Zuma a populist whose political career survived rape and corruption charges received 2,329 votes, ahead of incumbent Thabo Mbeki’s 1,505 votes, following one of the most divisive campaigns the party has seen. The win put Zuma into position to become South Africa’s president in 2009. Chaos erupted in the hall as the results were announced, then Mbeki and Zuma both 65-year-old veterans of the ANC in exile mounted the stage together and embraced.

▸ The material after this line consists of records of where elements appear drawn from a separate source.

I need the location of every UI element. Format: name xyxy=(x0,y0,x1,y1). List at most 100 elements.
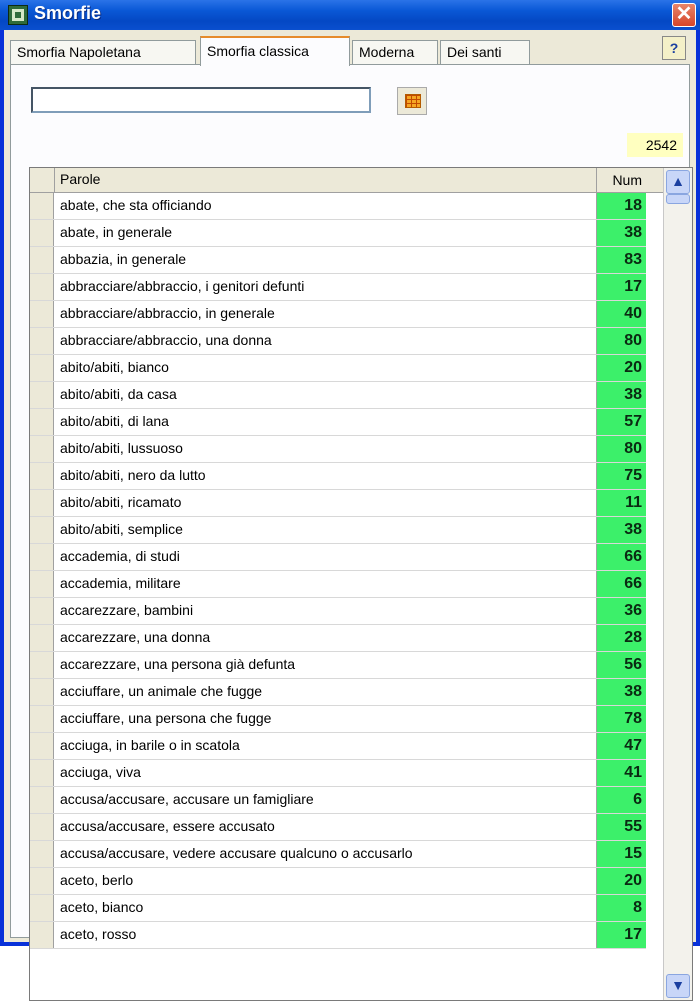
row-number: 18 xyxy=(596,193,646,219)
row-number: 17 xyxy=(596,274,646,300)
row-header[interactable] xyxy=(30,625,54,651)
table-row[interactable]: aceto, rosso 17 xyxy=(30,922,646,949)
table-row[interactable]: abbracciare/abbraccio, una donna 80 xyxy=(30,328,646,355)
table-row[interactable]: abbracciare/abbraccio, i genitori defunt… xyxy=(30,274,646,301)
table-row[interactable]: aceto, bianco 8 xyxy=(30,895,646,922)
vertical-scrollbar[interactable]: ▲ ▼ xyxy=(663,168,692,1000)
scroll-up-button[interactable]: ▲ xyxy=(666,170,690,194)
row-header[interactable] xyxy=(30,571,54,597)
row-word: accarezzare, una persona già defunta xyxy=(60,656,296,672)
table-row[interactable]: accarezzare, una donna 28 xyxy=(30,625,646,652)
row-header[interactable] xyxy=(30,895,54,921)
row-header[interactable] xyxy=(30,355,54,381)
column-header-num[interactable]: Num xyxy=(596,168,646,192)
row-header[interactable] xyxy=(30,409,54,435)
row-word: abbracciare/abbraccio, una donna xyxy=(60,332,272,348)
close-button[interactable]: ✕ xyxy=(672,3,696,27)
header-corner xyxy=(30,168,55,192)
table-row[interactable]: accusa/accusare, accusare un famigliare 6 xyxy=(30,787,646,814)
row-header[interactable] xyxy=(30,436,54,462)
row-number: 83 xyxy=(596,247,646,273)
row-word: aceto, rosso xyxy=(60,926,137,942)
table-row[interactable]: accademia, di studi 66 xyxy=(30,544,646,571)
tab-smorfia-napoletana[interactable]: Smorfia Napoletana xyxy=(10,40,196,64)
row-number: 28 xyxy=(596,625,646,651)
row-number: 57 xyxy=(596,409,646,435)
table-row[interactable]: abito/abiti, ricamato 11 xyxy=(30,490,646,517)
tab-dei-santi[interactable]: Dei santi xyxy=(440,40,530,64)
row-header[interactable] xyxy=(30,868,54,894)
row-number: 17 xyxy=(596,922,646,948)
title-bar[interactable]: Smorfie ✕ xyxy=(0,0,700,30)
row-header[interactable] xyxy=(30,733,54,759)
tab-moderna[interactable]: Moderna xyxy=(352,40,438,64)
table-row[interactable]: abito/abiti, lussuoso 80 xyxy=(30,436,646,463)
row-header[interactable] xyxy=(30,922,54,948)
row-word: aceto, bianco xyxy=(60,899,144,915)
row-header[interactable] xyxy=(30,193,54,219)
row-header[interactable] xyxy=(30,463,54,489)
row-word: aceto, berlo xyxy=(60,872,134,888)
row-header[interactable] xyxy=(30,760,54,786)
row-word: abbracciare/abbraccio, i genitori defunt… xyxy=(60,278,305,294)
row-word: accademia, di studi xyxy=(60,548,180,564)
tab-smorfia-classica[interactable]: Smorfia classica xyxy=(200,36,350,66)
row-header[interactable] xyxy=(30,517,54,543)
row-header[interactable] xyxy=(30,544,54,570)
row-header[interactable] xyxy=(30,247,54,273)
list-header: Parole Num xyxy=(30,168,692,193)
table-row[interactable]: acciuffare, una persona che fugge 78 xyxy=(30,706,646,733)
row-header[interactable] xyxy=(30,598,54,624)
table-row[interactable]: acciuga, in barile o in scatola 47 xyxy=(30,733,646,760)
window-title: Smorfie xyxy=(34,3,102,23)
row-header[interactable] xyxy=(30,706,54,732)
table-row[interactable]: accusa/accusare, essere accusato 55 xyxy=(30,814,646,841)
row-header[interactable] xyxy=(30,787,54,813)
table-row[interactable]: accarezzare, bambini 36 xyxy=(30,598,646,625)
row-word: acciuga, viva xyxy=(60,764,141,780)
row-word: abbazia, in generale xyxy=(60,251,187,267)
row-header[interactable] xyxy=(30,652,54,678)
row-header[interactable] xyxy=(30,301,54,327)
table-row[interactable]: abito/abiti, nero da lutto 75 xyxy=(30,463,646,490)
row-header[interactable] xyxy=(30,220,54,246)
row-header[interactable] xyxy=(30,328,54,354)
row-number: 15 xyxy=(596,841,646,867)
row-word: accusa/accusare, accusare un famigliare xyxy=(60,791,314,807)
table-row[interactable]: abito/abiti, bianco 20 xyxy=(30,355,646,382)
table-row[interactable]: abito/abiti, semplice 38 xyxy=(30,517,646,544)
row-header[interactable] xyxy=(30,679,54,705)
table-row[interactable]: aceto, berlo 20 xyxy=(30,868,646,895)
table-row[interactable]: abbracciare/abbraccio, in generale 40 xyxy=(30,301,646,328)
tab-panel: 2542 Parole Num abate, che sta officiand… xyxy=(10,64,693,1001)
search-input[interactable] xyxy=(31,87,371,113)
table-row[interactable]: abito/abiti, di lana 57 xyxy=(30,409,646,436)
table-row[interactable]: accarezzare, una persona già defunta 56 xyxy=(30,652,646,679)
row-number: 55 xyxy=(596,814,646,840)
table-row[interactable]: accusa/accusare, vedere accusare qualcun… xyxy=(30,841,646,868)
grid-button[interactable] xyxy=(397,87,427,115)
row-number: 36 xyxy=(596,598,646,624)
table-row[interactable]: abbazia, in generale 83 xyxy=(30,247,646,274)
scroll-thumb[interactable] xyxy=(666,194,690,204)
row-header[interactable] xyxy=(30,814,54,840)
table-row[interactable]: accademia, militare 66 xyxy=(30,571,646,598)
row-header[interactable] xyxy=(30,382,54,408)
row-word: accusa/accusare, vedere accusare qualcun… xyxy=(60,845,413,861)
row-header[interactable] xyxy=(30,490,54,516)
scroll-down-button[interactable]: ▼ xyxy=(666,974,690,998)
table-row[interactable]: acciuffare, un animale che fugge 38 xyxy=(30,679,646,706)
row-word: acciuga, in barile o in scatola xyxy=(60,737,240,753)
help-button[interactable]: ? xyxy=(662,36,686,60)
row-header[interactable] xyxy=(30,841,54,867)
row-word: abito/abiti, nero da lutto xyxy=(60,467,206,483)
table-row[interactable]: abate, che sta officiando 18 xyxy=(30,193,646,220)
column-header-parole[interactable]: Parole xyxy=(60,171,100,187)
table-row[interactable]: abito/abiti, da casa 38 xyxy=(30,382,646,409)
row-word: accarezzare, bambini xyxy=(60,602,194,618)
row-number: 20 xyxy=(596,868,646,894)
table-row[interactable]: acciuga, viva 41 xyxy=(30,760,646,787)
row-word: accusa/accusare, essere accusato xyxy=(60,818,275,834)
table-row[interactable]: abate, in generale 38 xyxy=(30,220,646,247)
row-header[interactable] xyxy=(30,274,54,300)
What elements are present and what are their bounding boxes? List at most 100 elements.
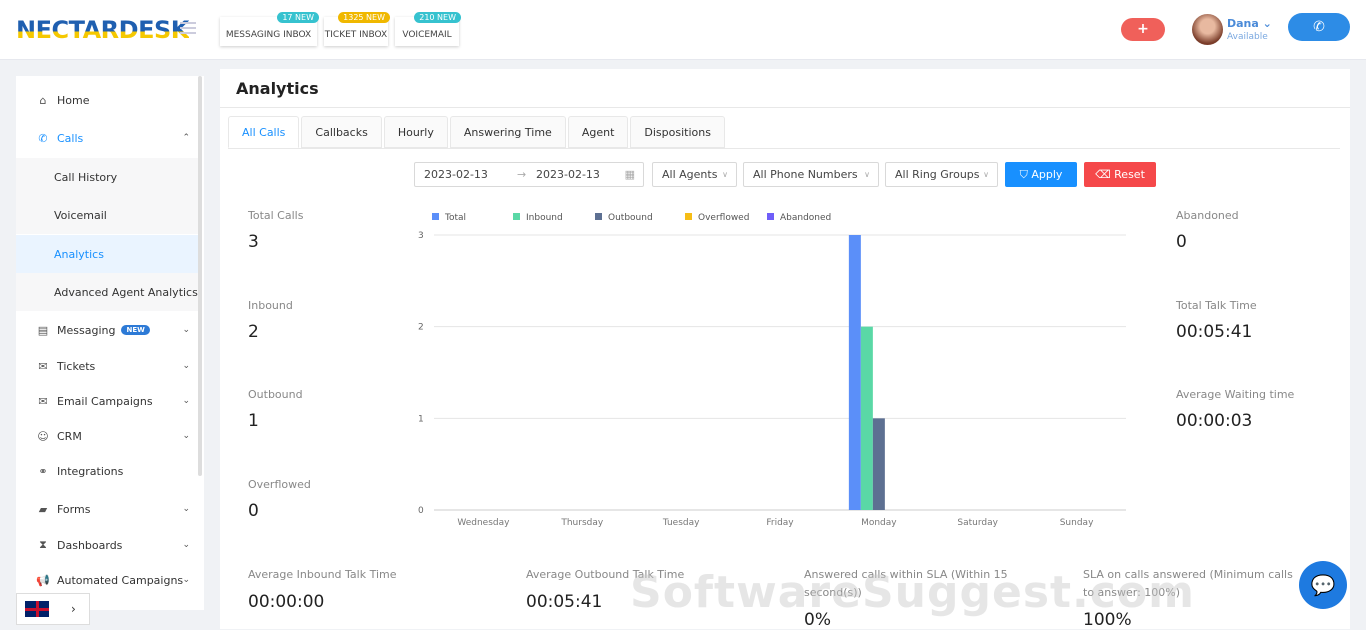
sidebar-item-label: Automated Campaigns	[57, 573, 184, 587]
sidebar-item-advanced-agent-analytics[interactable]: Advanced Agent Analytics	[16, 273, 202, 311]
forms-icon: ▰	[38, 502, 48, 516]
legend-label: Outbound	[608, 213, 653, 223]
messaging-icon: ▤	[37, 323, 49, 337]
legend-label: Inbound	[526, 213, 563, 223]
chevron-down-icon: ⌄	[182, 361, 190, 371]
sidebar-item-label: Dashboards	[57, 538, 123, 552]
sidebar-item-label: Voicemail	[54, 208, 107, 222]
sidebar-item-voicemail[interactable]: Voicemail	[16, 196, 202, 234]
sidebar-scrollbar[interactable]	[198, 76, 202, 476]
sidebar-item-label: Advanced Agent Analytics	[54, 285, 198, 299]
sidebar-item-label: Messaging	[57, 323, 116, 337]
sidebar-item-call-history[interactable]: Call History	[16, 158, 202, 196]
chevron-down-icon: ⌄	[182, 325, 190, 335]
phone-button[interactable]: ✆	[1288, 13, 1350, 41]
legend-swatch	[767, 213, 774, 220]
sidebar-item-dashboards[interactable]: ⧗ Dashboards ⌄	[16, 536, 202, 554]
sidebar-item-analytics[interactable]: Analytics	[16, 235, 202, 273]
chevron-up-icon: ⌃	[182, 133, 190, 143]
chevron-down-icon: ⌄	[182, 540, 190, 550]
user-name-text: Dana	[1227, 17, 1259, 30]
stat-value: 00:05:41	[526, 592, 603, 612]
user-name[interactable]: Dana ⌄	[1227, 17, 1272, 30]
sidebar-item-home[interactable]: ⌂ Home	[16, 91, 202, 109]
sidebar-item-label: CRM	[57, 429, 82, 443]
sidebar-item-forms[interactable]: ▰ Forms ⌄	[16, 500, 202, 518]
bar-total	[848, 235, 861, 510]
sidebar-item-label: Tickets	[57, 359, 96, 373]
watermark: SoftwareSuggest.com	[630, 567, 1195, 618]
sidebar-item-label: Calls	[57, 131, 84, 145]
tickets-icon: ✉	[38, 359, 48, 373]
ticket-inbox-button[interactable]: TICKET INBOX 1325 NEW	[324, 12, 390, 46]
inbox-label: MESSAGING INBOX	[225, 30, 312, 40]
sidebar-item-messaging[interactable]: ▤ Messaging NEW ⌄	[16, 321, 202, 339]
x-tick-label: Friday	[766, 518, 794, 528]
integrations-icon: ⚭	[38, 464, 48, 478]
legend-label: Total	[444, 213, 466, 223]
legend-label: Abandoned	[780, 213, 831, 223]
chevron-down-icon: ⌄	[182, 396, 190, 406]
inbox-badge: 17 NEW	[277, 12, 319, 23]
inbox-label: TICKET INBOX	[324, 30, 388, 40]
calls-icon: ✆	[38, 131, 48, 145]
logo[interactable]: NECTARDESK	[16, 16, 189, 44]
y-tick-label: 1	[418, 414, 424, 424]
sidebar-item-integrations[interactable]: ⚭ Integrations	[16, 462, 202, 480]
sidebar-item-label: Analytics	[54, 247, 104, 261]
inbox-badge: 210 NEW	[414, 12, 461, 23]
sidebar-item-label: Email Campaigns	[57, 394, 153, 408]
voicemail-button[interactable]: VOICEMAIL 210 NEW	[395, 12, 461, 46]
x-tick-label: Thursday	[560, 518, 604, 528]
bar-inbound	[860, 326, 873, 510]
sidebar-item-crm[interactable]: ☺ CRM ⌄	[16, 427, 202, 445]
y-tick-label: 0	[418, 506, 424, 516]
sidebar-item-label: Forms	[57, 502, 91, 516]
chevron-down-icon: ⌄	[182, 431, 190, 441]
x-tick-label: Wednesday	[457, 518, 510, 528]
inbox-label: VOICEMAIL	[402, 30, 452, 40]
legend-swatch	[513, 213, 520, 220]
x-tick-label: Monday	[861, 518, 897, 528]
chat-button[interactable]: 💬	[1299, 561, 1347, 609]
user-status: Available	[1227, 32, 1268, 42]
legend-swatch	[595, 213, 602, 220]
chat-icon: 💬	[1310, 573, 1336, 597]
analytics-panel: Analytics All Calls Callbacks Hourly Answer…	[220, 69, 1350, 630]
sidebar: ⌂ Home ✆ Calls ⌃ Call History Voicemail Analyti…	[16, 76, 204, 610]
language-selector[interactable]: ›	[16, 593, 90, 625]
add-button[interactable]: +	[1121, 18, 1165, 41]
sidebar-item-label: Integrations	[57, 464, 124, 478]
y-tick-label: 3	[418, 231, 424, 241]
y-tick-label: 2	[418, 323, 424, 333]
sidebar-item-automated-campaigns[interactable]: 📢 Automated Campaigns ⌄	[16, 571, 202, 589]
legend-swatch	[432, 213, 439, 220]
sidebar-item-email-campaigns[interactable]: ✉ Email Campaigns ⌄	[16, 392, 202, 410]
sidebar-item-label: Call History	[54, 170, 118, 184]
top-bar: NECTARDESK MESSAGING INBOX 17 NEW TICKET …	[0, 0, 1366, 60]
chevron-down-icon: ⌄	[182, 575, 190, 585]
sidebar-item-calls[interactable]: ✆ Calls ⌃	[16, 129, 202, 147]
chevron-down-icon: ⌄	[182, 504, 190, 514]
bar-outbound	[872, 418, 885, 510]
automated-campaigns-icon: 📢	[36, 573, 50, 587]
crm-icon: ☺	[37, 429, 49, 443]
stat-value: 00:00:00	[248, 592, 325, 612]
uk-flag-icon	[25, 601, 49, 617]
avatar[interactable]	[1192, 14, 1223, 45]
home-icon: ⌂	[39, 93, 47, 107]
inbox-badge: 1325 NEW	[338, 12, 390, 23]
chevron-right-icon: ›	[71, 602, 76, 616]
chevron-down-icon: ⌄	[1262, 17, 1272, 30]
menu-icon[interactable]	[180, 22, 196, 34]
x-tick-label: Sunday	[1060, 518, 1094, 528]
dashboards-icon: ⧗	[39, 538, 47, 551]
messaging-inbox-button[interactable]: MESSAGING INBOX 17 NEW	[220, 12, 319, 46]
stat-label: Average Inbound Talk Time	[248, 568, 397, 581]
sidebar-item-tickets[interactable]: ✉ Tickets ⌄	[16, 357, 202, 375]
sidebar-item-label: Home	[57, 93, 90, 107]
email-campaigns-icon: ✉	[38, 394, 48, 408]
legend-swatch	[685, 213, 692, 220]
x-tick-label: Saturday	[957, 518, 998, 528]
x-tick-label: Tuesday	[662, 518, 700, 528]
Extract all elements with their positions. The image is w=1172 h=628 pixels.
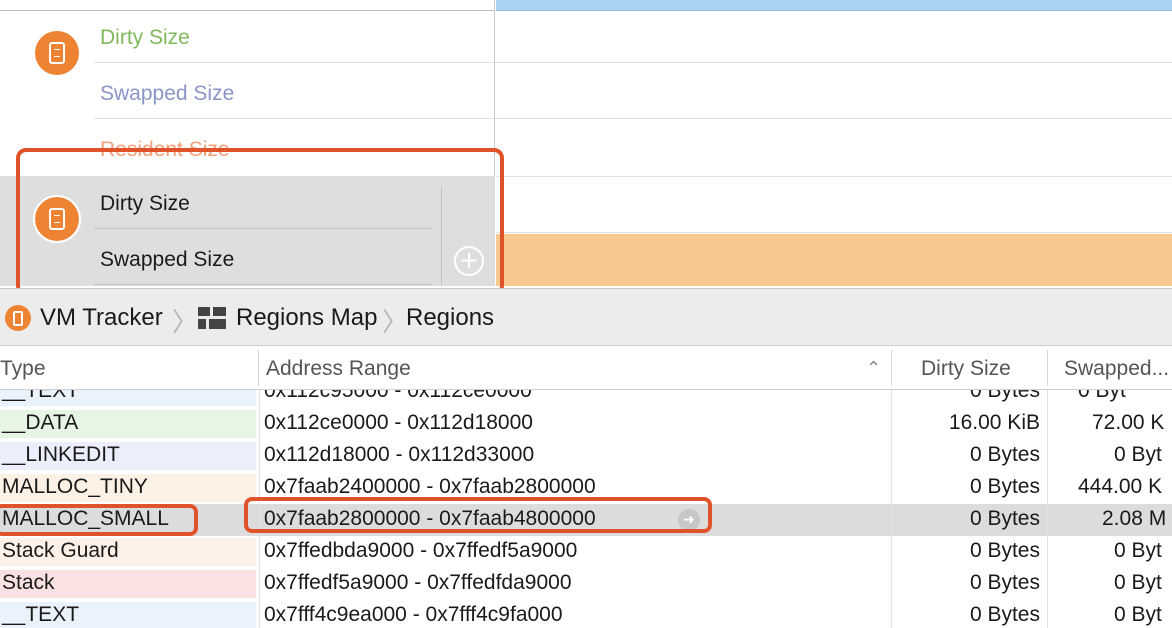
cell-address-range: 0x112ce0000 - 0x112d18000: [264, 411, 533, 434]
cell-address-range: 0x7ffedf5a9000 - 0x7ffedfda9000: [264, 571, 572, 594]
memory-chip-icon: [5, 305, 31, 331]
column-divider[interactable]: [1047, 350, 1048, 386]
column-divider[interactable]: [891, 350, 892, 386]
cell-type: __LINKEDIT: [2, 443, 120, 466]
cell-dirty-size: 0 Bytes: [969, 603, 1040, 626]
cell-swapped-size: 0 Byt: [1114, 539, 1162, 562]
regions-map-icon: [198, 307, 226, 329]
track-label-resident-size: Resident Size: [100, 138, 230, 161]
chevron-right-icon: 〉: [382, 308, 409, 338]
column-divider[interactable]: [258, 350, 259, 386]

Zuma had rallied ANC members who wanted a change from Mbeki, who guided post-apartheid South Africa to sustained economic growth over the past few years, but has been accused of moving too slowly to lift millions of black African’s out of poverty. Much had been made of the personality and class differences between Mbeki and Zuma. Mbeki is a foreign-educated academic who sprinkled his speeches with Shakespeare. Zuma had no formal schooling, was a leader of the exiled ANC’s military wing, and, like Mandela, served time at the Robben Island prison.